Kevin Recommends: “Los Angeles” by X
People here in Calgary ask me all the time, “Why would you ever want to move here from LA? It’s like you gave up paradise.” One of the answers I always give, right after “pollution” or “overcrowding” or “the Orange Menace” is “it’s actually pretty racist there.”
I didn’t grow up in Los Angeles proper. I grew up mostly in a suburb now called Jurupa Valley, sitting on the edge of the Inland Empire, which, for the unfamiliar, is the interior part of Southern California. It’s a place where a bunch of Okies washed up during the Dust Bowl in order to work better land. In many cases they carried socially conservative, often racist ideals with them, which led to an abundance of white racists putting down roots in sunny California (fun fact: one town over from mine, Fontana, drew so many white supremacists to it that it was considered to be official territory of the Ku Klux Klan).

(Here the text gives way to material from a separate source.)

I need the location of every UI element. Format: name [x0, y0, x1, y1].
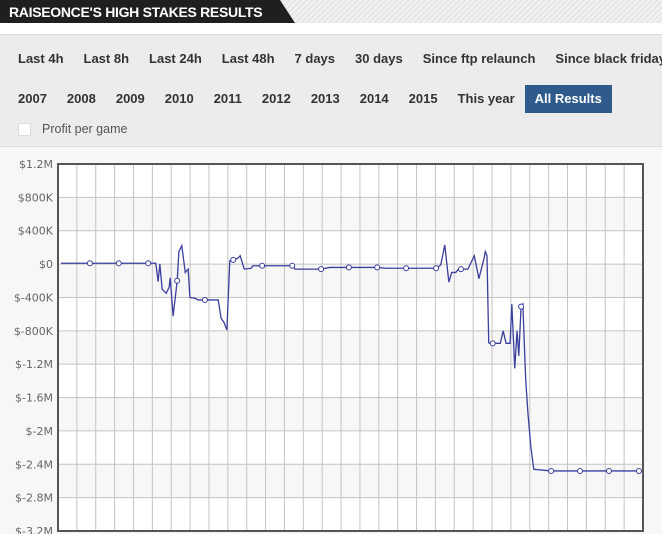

The Inland Empire was, and to an extent still is, a bastion of racism and hatred.
After a while, though, they got hit by a wave of cultural diversity expanding ever outward from Los Angeles. It’s led to some changes in the IE for sure — these days our member of the House of Representatives, Mark Takano, is an openly gay man of Japanese descent (woo progress!) — but it still ain’t perfect there by any means. Can’t have growth without significant pain I guess.

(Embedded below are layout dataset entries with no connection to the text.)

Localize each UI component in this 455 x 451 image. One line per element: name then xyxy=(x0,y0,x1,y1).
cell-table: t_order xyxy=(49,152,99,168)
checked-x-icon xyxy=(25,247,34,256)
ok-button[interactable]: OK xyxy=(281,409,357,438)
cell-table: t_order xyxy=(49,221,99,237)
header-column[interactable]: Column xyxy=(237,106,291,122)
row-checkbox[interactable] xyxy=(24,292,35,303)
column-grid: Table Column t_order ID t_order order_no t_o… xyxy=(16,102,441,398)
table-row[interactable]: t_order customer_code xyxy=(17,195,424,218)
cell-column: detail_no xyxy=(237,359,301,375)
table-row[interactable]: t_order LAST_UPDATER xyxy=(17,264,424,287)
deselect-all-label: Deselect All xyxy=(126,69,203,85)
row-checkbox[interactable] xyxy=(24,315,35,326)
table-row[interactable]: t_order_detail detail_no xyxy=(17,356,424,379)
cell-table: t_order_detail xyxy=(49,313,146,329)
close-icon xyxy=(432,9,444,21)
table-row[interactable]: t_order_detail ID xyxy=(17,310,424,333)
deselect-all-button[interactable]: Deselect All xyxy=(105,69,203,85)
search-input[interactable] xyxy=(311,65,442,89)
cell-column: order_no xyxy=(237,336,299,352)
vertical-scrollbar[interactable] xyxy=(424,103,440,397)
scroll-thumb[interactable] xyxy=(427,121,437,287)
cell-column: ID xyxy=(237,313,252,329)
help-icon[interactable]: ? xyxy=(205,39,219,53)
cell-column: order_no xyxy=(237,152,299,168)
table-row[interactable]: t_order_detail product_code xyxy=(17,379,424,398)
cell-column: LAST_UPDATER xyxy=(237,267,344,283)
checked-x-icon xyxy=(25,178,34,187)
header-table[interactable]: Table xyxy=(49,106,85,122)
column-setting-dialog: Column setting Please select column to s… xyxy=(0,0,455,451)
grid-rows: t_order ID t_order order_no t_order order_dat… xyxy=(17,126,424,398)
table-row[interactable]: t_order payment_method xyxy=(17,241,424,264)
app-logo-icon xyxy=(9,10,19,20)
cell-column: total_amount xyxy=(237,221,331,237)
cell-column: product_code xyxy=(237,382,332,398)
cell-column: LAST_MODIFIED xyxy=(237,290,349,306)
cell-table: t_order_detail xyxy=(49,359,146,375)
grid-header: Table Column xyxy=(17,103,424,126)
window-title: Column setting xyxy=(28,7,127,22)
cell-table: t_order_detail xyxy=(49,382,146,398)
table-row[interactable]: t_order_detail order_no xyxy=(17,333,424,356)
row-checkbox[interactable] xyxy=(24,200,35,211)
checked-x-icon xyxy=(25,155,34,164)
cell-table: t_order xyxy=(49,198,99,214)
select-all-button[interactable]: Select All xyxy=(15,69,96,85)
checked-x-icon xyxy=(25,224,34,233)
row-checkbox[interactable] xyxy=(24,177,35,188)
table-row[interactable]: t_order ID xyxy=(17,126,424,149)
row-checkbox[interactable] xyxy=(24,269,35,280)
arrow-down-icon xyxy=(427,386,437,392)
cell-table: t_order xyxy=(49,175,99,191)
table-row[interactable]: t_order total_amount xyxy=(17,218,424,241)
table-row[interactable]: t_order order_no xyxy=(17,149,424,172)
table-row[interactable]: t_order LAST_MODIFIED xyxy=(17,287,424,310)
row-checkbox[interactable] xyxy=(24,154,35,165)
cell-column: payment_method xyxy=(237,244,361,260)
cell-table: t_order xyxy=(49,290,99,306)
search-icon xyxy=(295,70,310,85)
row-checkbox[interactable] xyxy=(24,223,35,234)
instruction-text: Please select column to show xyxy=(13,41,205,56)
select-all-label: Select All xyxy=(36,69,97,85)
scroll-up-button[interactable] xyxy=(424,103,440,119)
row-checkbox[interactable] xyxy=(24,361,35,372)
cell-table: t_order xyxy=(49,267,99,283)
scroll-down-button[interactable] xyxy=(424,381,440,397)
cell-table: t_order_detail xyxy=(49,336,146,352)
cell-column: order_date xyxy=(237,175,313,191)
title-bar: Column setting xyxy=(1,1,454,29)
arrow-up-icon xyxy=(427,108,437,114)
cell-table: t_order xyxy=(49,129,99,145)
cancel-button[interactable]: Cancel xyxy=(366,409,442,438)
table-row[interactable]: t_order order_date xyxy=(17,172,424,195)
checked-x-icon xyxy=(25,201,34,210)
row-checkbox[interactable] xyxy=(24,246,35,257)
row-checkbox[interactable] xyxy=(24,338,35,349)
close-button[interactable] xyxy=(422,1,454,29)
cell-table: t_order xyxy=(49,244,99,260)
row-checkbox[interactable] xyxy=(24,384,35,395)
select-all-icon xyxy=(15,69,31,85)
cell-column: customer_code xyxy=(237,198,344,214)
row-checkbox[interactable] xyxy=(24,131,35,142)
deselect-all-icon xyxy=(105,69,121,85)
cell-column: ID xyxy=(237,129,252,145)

Today’s recommendation, “Los Angeles” by X, has some pretty damn problematic lyrics (white folks using racist epithets, which is a subject to explore another time) and, as such, comes with a warning. The lyrics use this hostile and racist language to explore the mind of exactly the type of person I was sick to fucking death of being around when I moved away from Jurupa Valley. Punk rockers gonna punk rock with their lyrics, and these dudes pull no punches when providing a portrait of a bigoted woman (rumored to be frontwoman Exene Cervenka’s roommate at the time). You have been warned.